I could find a lot more examples from the previous six Republican nominees where they said things that signaled to the racists, homophobes, misogynists, et al that people of color, queers, women, and non-Christians are less valuable than cisgendered heterosexual white Christian men. They have been cooking this nasty stew of hatred for decades.

It’s not just Hillary and The Donald on the ballot. It is also the right for Americans of all races, genders, orientations, and beliefs to live with equal opportunity and dignity in this society. And I don’t just mean the right to be free—for many of us, our very right to live is on the line.

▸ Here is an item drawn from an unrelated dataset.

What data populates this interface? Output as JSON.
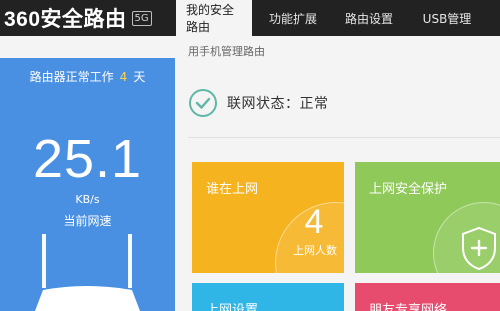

Armed voter intimidation is illegal.  If you see someone with a gun at a polling place text GUNSDOWN to 91990.
Armed voter intimidation is illegal. If you see someone with a gun at a polling place text GUNSDOWN to 91990.
It won’t be enough for Trump to lose. He needs to lose decisively. And the politicians down ballot who support him and the policies that have brought him to us need to be defeated, as well. We need to send a message, yes. But we also have to extend hope and a promise that the American republic and the democratic institutions that protect our rights will remain intact. Because when Trump talks about “opening up libel laws” and “locking up” his opponents and “getting rid” of legal impediments to deportation and more, he’s talking about ending the checks and balances that have existed since this country’s founding.

It isn’t just an existential crisis for the queers, people of color, women, and non-Christians this time. It’s an existential crisis for the republic itself.